In-Person Exams Versus Paper Reviews by Non-Treating Physicians
Long-term disability insurers under ERISA have the option of referring their insureds to a physician for an in-person exam or performing a “paper” review of the medical records to determine whether that person is “disabled.” Typically, insurers do a paper review.
While paper reviews are not inherently objectionable, Siegel v. Conn. Gen. Life Ins. Co., 702 F.3d 1044 (8thCir. 2012), the decision to conduct a paper review “raise[s] questions about the thoroughness and accuracy about the benefits determination.” Bennett v. Kemper National Services, Inc., 514 F.3d 547, 554 (6thCir. 2008).
This is especially true when a disability claim is based on self-reported subjective complaints (such as fatigue or pain), which could have been better assessed by an in-person evaluation. Montour v. Hartford Life & Accident Ins. Co., 588 F.3d 623, 634 (9thCir. 2009).
File reviews are particularly “questionable as a basis” to deny claims based on “subjective symptoms,” which are most accurately ascertained through “interviewing the patient and spending time with a patient,” that a purely record review will not provide.Smith v. Bayer Corp. Long Term Disability Plan,275 Fed. Appx. 495, 508 (6thCir. 2008).
If an insurer elects to perform an ill-advised paper review and thereby avoid an independent medical examination, that insurer must suffer the consequences. Salomaa v. Honda Long Term Disability Plan, 642 F.3d 666, 674-675 (9thCir. 2011).
However, whether it's an in-person evaluation or a paper review, an insurer must select amedical professional with appropriate training and experience in the relevant filed of medicine. While ERISA does not demand an examination by the narrowest of specialists,failure to consult with a healthcare professional with appropriate training and experience constitutes an improper basis for denying benefits. 29 C.F.R. §2560.503-l(h)(iii); Hamma v. Intel Corp., 642 F. Supp. 2d 1144, 1151 (9thCir. 2010).
Reliance on opinions of non-examining physicians, who do not sufficiently support their disagreement with treating physicians or do not adequately investigate the reasons for the treating physicians' conclusions, is an abuse of discretion. Zavora v. Paul Revere Life Ins. Co., 145 F.3d 1118, 1122-23 (9thCir. 1998). In Ladd v. ITT Corp., 148 F.3d 753 (7thCir. 1998), the court held that an administrator abused his discretion in relying on a “perfunctory” non-treating doctor's report.
It is well settled that “plan administrators ... may not arbitrarily refuse to credit a claimant's reliable evidence, including the opinions of a treating physician.” Black & Decker Disability Plan v.
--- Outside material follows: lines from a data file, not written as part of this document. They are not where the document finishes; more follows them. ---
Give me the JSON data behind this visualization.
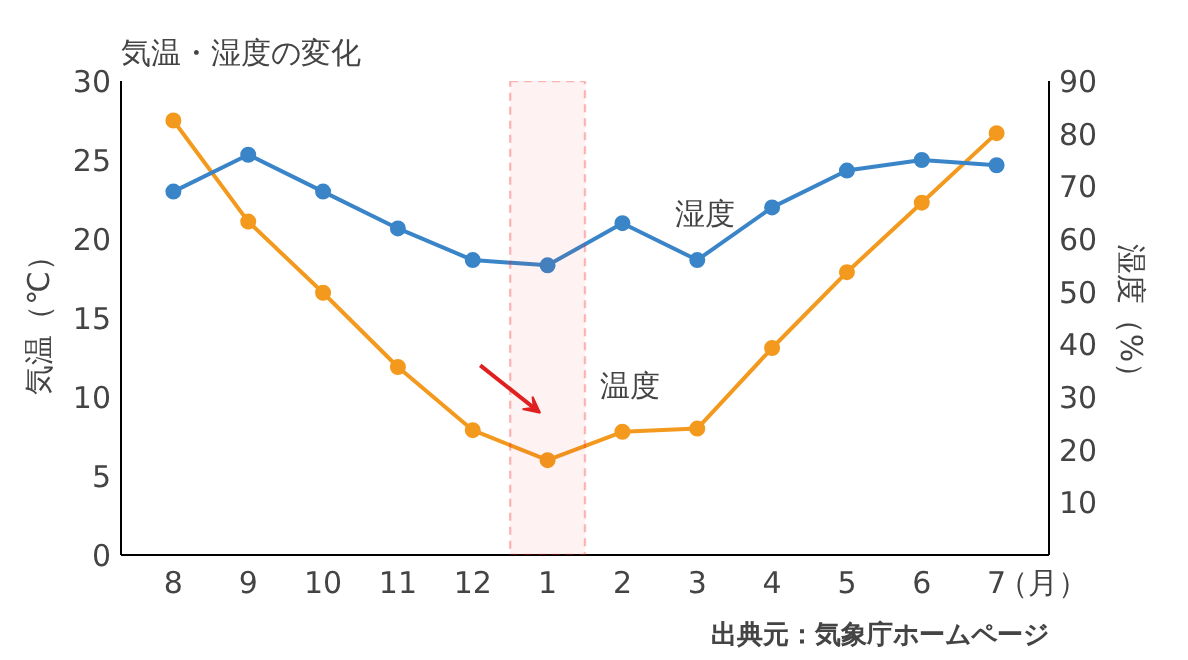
{
  "chart_data": {
    "type": "line",
    "title": "気温・湿度の変化",
    "ylabel": "気温（℃）",
    "y2label": "湿度（%）",
    "xlabel": "（月）",
    "categories": [
      "8",
      "9",
      "10",
      "11",
      "12",
      "1",
      "2",
      "3",
      "4",
      "5",
      "6",
      "7"
    ],
    "series": [
      {
        "name": "温度",
        "color": "#f39a1e",
        "values": [
          27.5,
          21.1,
          16.6,
          11.9,
          7.9,
          6.0,
          7.8,
          8.0,
          13.1,
          17.9,
          22.3,
          26.7
        ]
      },
      {
        "name": "湿度",
        "color": "#3a85c8",
        "axis": "y2",
        "values": [
          69,
          76,
          69,
          62,
          56,
          55,
          63,
          56,
          66,
          73,
          75,
          74
        ]
      }
    ],
    "ylim": [
      0,
      30
    ],
    "yticks": [
      0,
      5,
      10,
      15,
      20,
      25,
      30
    ],
    "y2lim": [
      0,
      90
    ],
    "y2ticks": [
      10,
      20,
      30,
      40,
      50,
      60,
      70,
      80,
      90
    ],
    "bands": [
      {
        "axis": "x",
        "from": "1",
        "to": "1",
        "color": "#ee2222"
      }
    ],
    "annotations": [
      "出典元：気象庁ホームページ"
    ],
    "marker": "circle",
    "grid": false,
    "legend": false
  }
}
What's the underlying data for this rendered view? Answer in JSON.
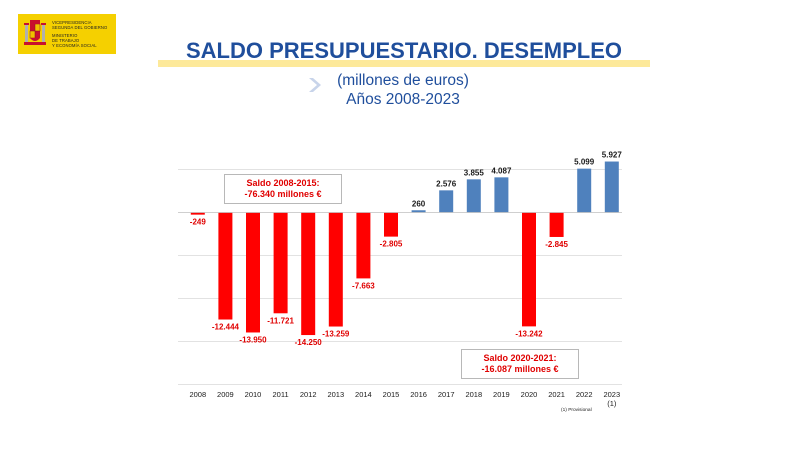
{
  "header": {
    "logo": {
      "lines": [
        "VICEPRESIDENCIA",
        "SEGUNDA DEL GOBIERNO",
        "MINISTERIO",
        "DE TRABAJO",
        "Y ECONOMÍA SOCIAL"
      ],
      "background": "#f5d000"
    },
    "title": "SALDO PRESUPUESTARIO. DESEMPLEO",
    "subtitle_line1": "(millones  de euros)",
    "subtitle_line2": "Años 2008-2023",
    "title_color": "#1f4e9c"
  },
  "annotations": {
    "box1_line1": "Saldo 2008-2015:",
    "box1_line2": "-76.340 millones €",
    "box2_line1": "Saldo 2020-2021:",
    "box2_line2": "-16.087 millones €",
    "footnote": "(1) Provisional"
  },
  "chart_data": {
    "type": "bar",
    "title": "SALDO PRESUPUESTARIO. DESEMPLEO",
    "subtitle": "(millones  de euros) Años 2008-2023",
    "categories": [
      "2008",
      "2009",
      "2010",
      "2011",
      "2012",
      "2013",
      "2014",
      "2015",
      "2016",
      "2017",
      "2018",
      "2019",
      "2020",
      "2021",
      "2022",
      "2023"
    ],
    "category_notes": {
      "2023": "(1)"
    },
    "values": [
      -249,
      -12444,
      -13950,
      -11721,
      -14250,
      -13259,
      -7663,
      -2805,
      260,
      2576,
      3855,
      4087,
      -13242,
      -2845,
      5099,
      5927
    ],
    "labels": [
      "-249",
      "-12.444",
      "-13.950",
      "-11.721",
      "-14.250",
      "-13.259",
      "-7.663",
      "-2.805",
      "260",
      "2.576",
      "3.855",
      "4.087",
      "-13.242",
      "-2.845",
      "5.099",
      "5.927"
    ],
    "positive_color": "#4f81bd",
    "negative_color": "#ff0000",
    "grid": true,
    "ylim": [
      -20000,
      8000
    ],
    "xlabel": "",
    "ylabel": ""
  }
}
Nord, 538 U.S. 822, 834, 123 S.Ct. 1965, 155 L.Ed. 2d 1034 (2003)
Under ERISA, a treating physician's rule “is not that a treating physician's opinion trumps all other evidence, but that a court must give it appropriate weight.” Conley v. Pitney Bowes, 176 F.3d 1044, 1049 (8thCir. 1999), cert. denied, 120 S. Ct. 979 (2000).
In Lavino v. Metropolitan Life Ins. Co.,779 F. Suppl 2d 1095, 1112-1113 (C.D. Cal. 2011), the court held that where the “treating physician's disability opinion is unequivocal and based on a long-term physician-patient relationship, reliance on a non-examining physician's opinion premised on a record review alone is suspect and suggests that the insurer is looking for a reason to deny benefits.”
The Supreme Court in Black & Decker Disability Plan v. Nord, 538 U.S. 822, 123 S.Ct. 1965, 155 L.Ed. 2d 1034 (2003), pointedly remarked that “physicians repeatedly retained by benefit plans may have an ‘incentive to make findings of ‘not disabled' in order to save their employers money and preserve their own consulting arrangements.'” (quoting Regula v. Delta Family-Care Disability Survivorship Plan, 266 F.3d 1130, 1143 (9thCir. 2001).